Fin des années 70, la contestation prenait la forme de la guitare de Joe Strummer. Trente ans plus tard? Il n’est pas impossible que celle-ci se retrouve dans le sampler de Matthew Herbert.

C’est l’un des albums les plus passionnants de ces derniers mois. Sur There’s Me and There’s You, Matthew Herbert a retrouvé son big band, à qui il a fait signer la pétition suivante:  » Nous, soussignés, croyons que la musique peut encore être une force politique et pas seulement la bande son du surconsumérisme. » Explication:  » Toute musique est politique. 50 cent est aussi politique que je ne peux l’être. Il est juste de l’autre côté avec son discours homophobe et hypercapitaliste.  »

DJ, Herbert lui-même est issu du milieu électronique, plus enclin à s’échapper dans la danse qu’à s’engager.  » Il ne faut pas oublier que la house, par exemple, est une musique black gay de Chicago et New York. L’agenda politique était là. Pas forcément explicite, mais bien présent. En Angleterre, la scène rave était visée par le gouvernement. Donc, je pense que malgré tout, cet arrière-fond politique percole encore. »

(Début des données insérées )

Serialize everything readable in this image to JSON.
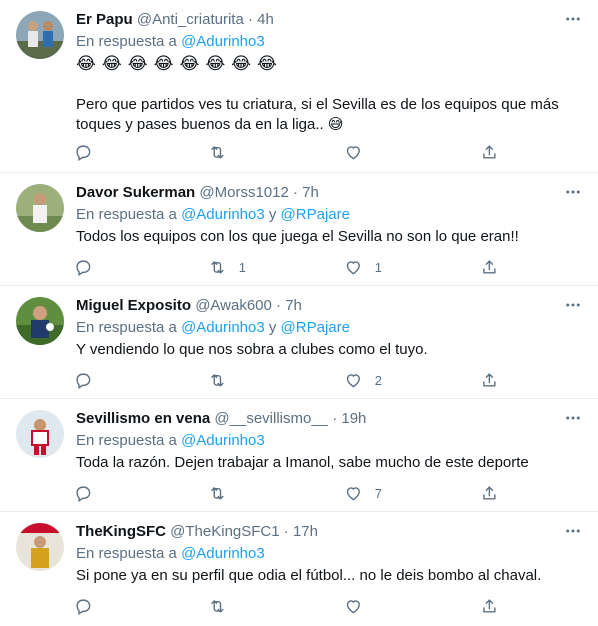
{
  "reply_prefix": "En respuesta a",
  "and_word": "y",
  "tweets": [
    {
      "name": "Er Papu",
      "handle": "@Anti_criaturita",
      "time": "4h",
      "mentions": [
        "@Adurinho3"
      ],
      "emoji_line": "😂😂😂😂😂😂😂😂",
      "text": "Pero que partidos ves tu criatura, si el Sevilla es de los equipos que más toques y pases buenos da en la liga.. 😅",
      "retweets": "",
      "likes": ""
    },
    {
      "name": "Davor Sukerman",
      "handle": "@Morss1012",
      "time": "7h",
      "mentions": [
        "@Adurinho3",
        "@RPajare"
      ],
      "text": "Todos los equipos con los que juega el Sevilla no son lo que eran!!",
      "retweets": "1",
      "likes": "1"
    },
    {
      "name": "Miguel Exposito",
      "handle": "@Awak600",
      "time": "7h",
      "mentions": [
        "@Adurinho3",
        "@RPajare"
      ],
      "text": "Y vendiendo lo que nos sobra a clubes como el tuyo.",
      "retweets": "",
      "likes": "2"
    },
    {
      "name": "Sevillismo en vena",
      "handle": "@__sevillismo__",
      "time": "19h",
      "mentions": [
        "@Adurinho3"
      ],
      "text": "Toda la razón. Dejen trabajar a Imanol, sabe mucho de este deporte",
      "retweets": "",
      "likes": "7"
    },
    {
      "name": "TheKingSFC",
      "handle": "@TheKingSFC1",
      "time": "17h",
      "mentions": [
        "@Adurinho3"
      ],
      "text": "Si pone ya en su perfil que odia el fútbol... no le deis bombo al chaval.",
      "retweets": "",
      "likes": ""
    }
  ],
  "icons": {
    "reply": "reply-icon",
    "retweet": "retweet-icon",
    "like": "like-icon",
    "share": "share-icon",
    "more": "more-icon"
  },
  "colors": {
    "link": "#1da1f2",
    "muted": "#5b7083",
    "text": "#0f1419",
    "divider": "#e6ecf0"
  }
}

Herbert questionne ainsi les différents pouvoirs. Politique, économique, médiatique… D’une part, en faisant pétarader son big band dominé par la voix d’Eska Mtungwazi; de l’autre, en distillant ses samples non pas repiqués à d’autres (il se l’interdit), mais capturés de-ci de-là. Regina par exemple contient notamment le son d’une Bible royale de 1902, ou encore celui de la cloche du Parlement, capté par Tony Benn, ex-élu travailliste et président de la coalition Stop The War. Sur One Life, Herbert a enregistré les appareils de surveillance de son fils né prématuré, chaque bips symbolisant 100 personnes mortes en Irak entre 2003 et 2006…  » Les sons n’existent pas en tant que tel. Ils ont un sens, un contexte. Un robinet d’eau qui coule ne fera pas le même bruit ici qu’en Palestine ou en Inde où 122 millions de personnes n’ont pas accès à des sanitaires convenables. »

Reste à cerner le rôle crucial du big band.  » D’abord, c’est une expérience viscérale, plus rock’n’roll que le rock lui-même. Dans un monde saturé d’infos, de mots, de pub, je trouvais important de revenir à quelque chose de direct et physique…. Et puis, surtout, c’est une excellente métaphore de la vie. Sur scène, tout le monde a sa partie, différente les uns des autres. Mais on se rejoint pour créer quelque chose de plus grand. C’est comme ça qu’est la société: chacun a besoin des autres. Ce que le capitalisme a appris à exploiter plutôt qu’à faire grandir. »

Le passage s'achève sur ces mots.